What Republicans said
On Wednesday afternoon, ahead of Beshear’s address, Republican House Speaker David Osborne and Senate President Robert Stivers spoke with reporters about what’s ahead in the legislative session.
“We saw the highlights of it. So without knowing the details, it’s very difficult to understand exactly what those things are,” Osborne said of Beshear’s proposals made public in his budget address last month.
Osborne said he and Stivers have had discussions with the governor about some of his proposals but that there was nothing he wanted to hear specifically from Beshear Wednesday night.
As for raises for teachers, which is something both Beshear and his Republican opponent, former Attorney General Daniel Cameron called for in their campaigns last year, Osborne said Kentuckians will “continue to see us make education a priority” in the next budget. He added that mandating raises for specific employees “are decisions best made at the local level.” In the previous budget, the General Assembly passed additional funding to school districts to allocate to employees themselves.
Osborne said there isn’t “much appetite” in his chamber for funding universal Pre-K, another signature Beshear proposal. Stivers added most of the Senate feels the same way.
When discussing universal Pre-K, Beshear pointed to where he saw an “appetite” for such programming — “34,000 sets of parents a year and thousands more that can’t find childcare.”
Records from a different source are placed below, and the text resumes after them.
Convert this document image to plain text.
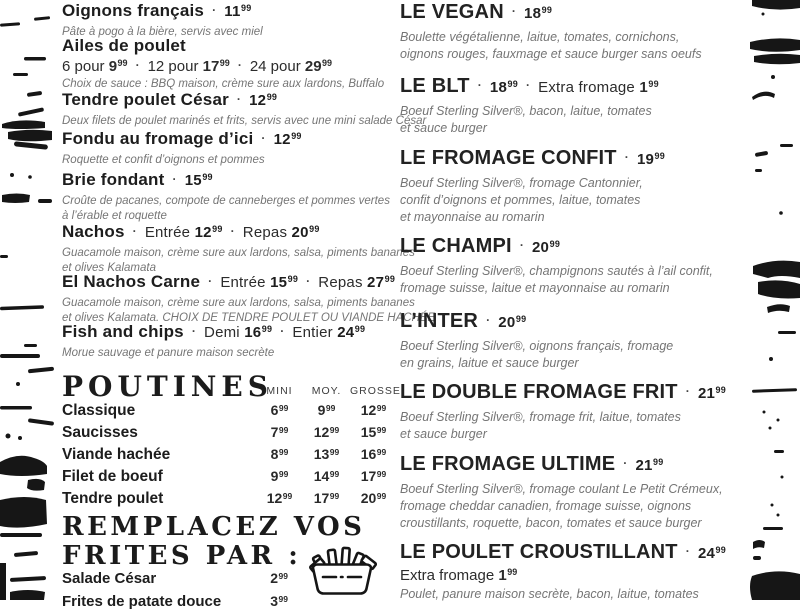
Oignons français · $11^{99}$
Pâte à pogo à la bière, servis avec miel
Ailes de poulet
6 pour $9^{99} \cdot 12$ pour $17^{99} \cdot 24$ pour $29^{99}$
Choix de sauce : BBQ maison, crème sure aux lardons, Buffalo
Tendre poulet César · $12^{99}$
Deux filets de poulet marinés et frits, servis avec une mini salade César
Fondu au fromage d’ici · $12^{99}$
Roquette et confit d’oignons et pommes
Brie fondant · $15^{99}$
Croûte de pacanes, compote de canneberges et pommes vertes
à l’érable et roquette
Nachos · Entrée $12^{99}$ · Repas $20^{99}$
Guacamole maison, crème sure aux lardons, salsa, piments bananes
et olives Kalamata
El Nachos Carne · Entrée $15^{99}$ · Repas $27^{99}$
Guacamole maison, crème sure aux lardons, salsa, piments bananes
et olives Kalamata. CHOIX DE TENDRE POULET OU VIANDE HACHÉE
Fish and chips · Demi $16^{99}$ · Entier $24^{99}$
Morue sauvage et panure maison secrète
POUTINES
MINI	MOY. GROSSE
Classique	$6^{99}$	$9^{99}$	$12^{99}$
Saucisses	$7^{99}$	$12^{99}$	$15^{99}$
Viande hachée	$8^{99}$	$13^{99}$	$16^{99}$
Filet de boeuf	$9^{99}$	$14^{99}$	$17^{99}$
Tendre poulet	$12^{99}$	$17^{99}$	$20^{99}$
REMPLACEZ VOS
FRITES PAR :
Salade César	$2^{99}$
Frites de patate douce	$3^{99}$
LE VEGAN · $18^{99}$
Boulette végétalienne, laitue, tomates, cornichons,
oignons rouges, fauxmage et sauce burger sans oeufs
LE BLT · $18^{99}$ · Extra fromage $1^{99}$
Boeuf Sterling Silver®, bacon, laitue, tomates
et sauce burger
LE FROMAGE CONFIT · $19^{99}$
Boeuf Sterling Silver®, fromage Cantonnier,
confit d’oignons et pommes, laitue, tomates
et mayonnaise au romarin
LE CHAMPI · $20^{99}$
Boeuf Sterling Silver®, champignons sautés à l’ail confit,
fromage suisse, laitue et mayonnaise au romarin
L’INTER · $20^{99}$
Boeuf Sterling Silver®, oignons français, fromage
en grains, laitue et sauce burger
LE DOUBLE FROMAGE FRIT · $21^{99}$
Boeuf Sterling Silver®, fromage frit, laitue, tomates
et sauce burger
LE FROMAGE ULTIME · $21^{99}$
Boeuf Sterling Silver®, fromage coulant Le Petit Crémeux,
fromage cheddar canadien, fromage suisse, oignons
croustillants, roquette, bacon, tomates et sauce burger
LE POULET CROUSTILLANT · $24^{99}$
Extra fromage $1^{99}$
Poulet, panure maison secrète, bacon, laitue, tomates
Osborne said priorities in the House this session include the budget, for which legislation will likely be filed within the next couple of weeks, as well as an omnibus anti-crime bill from Louisville GOP lawmakers and access to health care.
Stivers said the Senate will likely focus on higher education, especially after a recent Council on Postsecondary Education study on Kentucky’s current system, and energy. The budget must originate in the House because of constitutional requirements.
After the governor spoke, Osborne and Stivers were interviewed on KET. The speaker said they were unable to have a press conference after the speech as they did last year because of time constraints.
Also ahead of Beshear’s address, Republican Party of Kentucky spokesperson Sean Southard predicted in a statement that the governor would “claim credit for everything, from beautiful sunrises to bountiful harvests” and said Republican leadership in the General Assembly was responsible for job growth “from policies like right-to-work and tax reform.”